= Stub (stock) =

A stub is the remaining capital stock representing the equity in a corporation after a major cash or security distribution—such as a buyout, spin-off, or demerger—removes most of the company's operations. A stub may retain the name of the original corporation or adopt a new one as part of the restructuring.

When the main operating business is spun off or distributed, a stub may remain. This typically consists of residual assets, liabilities, or cash reserves.

Stub stocks commonly arise through spin-offs, where the parent company distributes shares of a subsidiary to existing shareholders. A well-known example is the case of 3Com and Palm.

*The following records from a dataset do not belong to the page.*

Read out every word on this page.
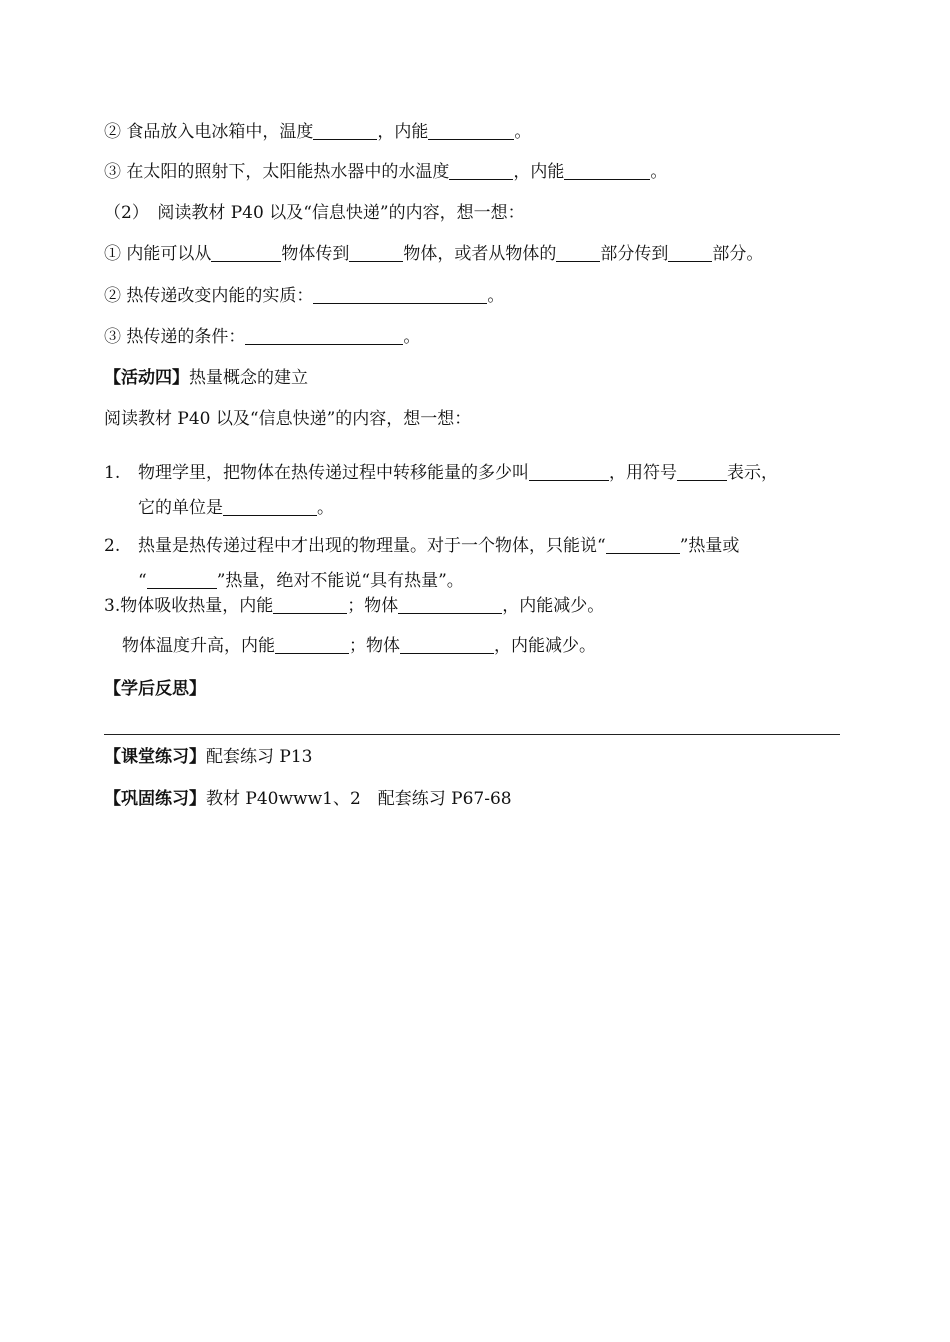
② 食品放入电冰箱中，温度	，内能	。
③ 在太阳的照射下，太阳能热水器中的水温度	，内能	。
（2）　阅读教材 P40 以及“信息快递”的内容，想一想：
① 内能可以从	物体传到	物体，或者从物体的	部分传到	部分。
② 热传递改变内能的实质：	。
③ 热传递的条件：	。
【活动四】热量概念的建立
阅读教材 P40 以及“信息快递”的内容，想一想：
1. 物理学里，把物体在热传递过程中转移能量的多少叫	，用符号	表示，
它的单位是	。
2. 热量是热传递过程中才出现的物理量。对于一个物体，只能说“	”热量或
“	”热量，绝对不能说“具有热量”。
3.物体吸收热量，内能	；物体	，内能减少。
物体温度升高，内能	；物体	，内能减少。
【学后反思】
【课堂练习】配套练习 P13
【巩固练习】教材 P40www1、2　配套练习 P67-68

In 2000, 3Com spun off Palm, but retained approximately 95% of Palm's shares. The remaining equity in 3Com traded as a stub—low-priced and highly speculative compared to Palm’s high valuation. The value of the remaining 3Com equity was implied to be negative when comparing Palm's share price to 3Com's.

Stub stocks may also result from bankruptcies and recapitalisations, when bonds are exchanged for equities as part of a restructured capital structure.

Stub stocks often trade at lower valuations relative to their former parent companies, reflecting higher perceived market uncertainty. Investors assess factors such as debt load, cash flow, and potential for future value recovery if the stub entity is successfully restructured.

Stub investments are considered speculative and high-risk. For example, during the 1987 stock market crash, the Salomon Brothers Stub Stock Index declined by 47.4%, compared to a 33% drop in the S&P 500 over the same period.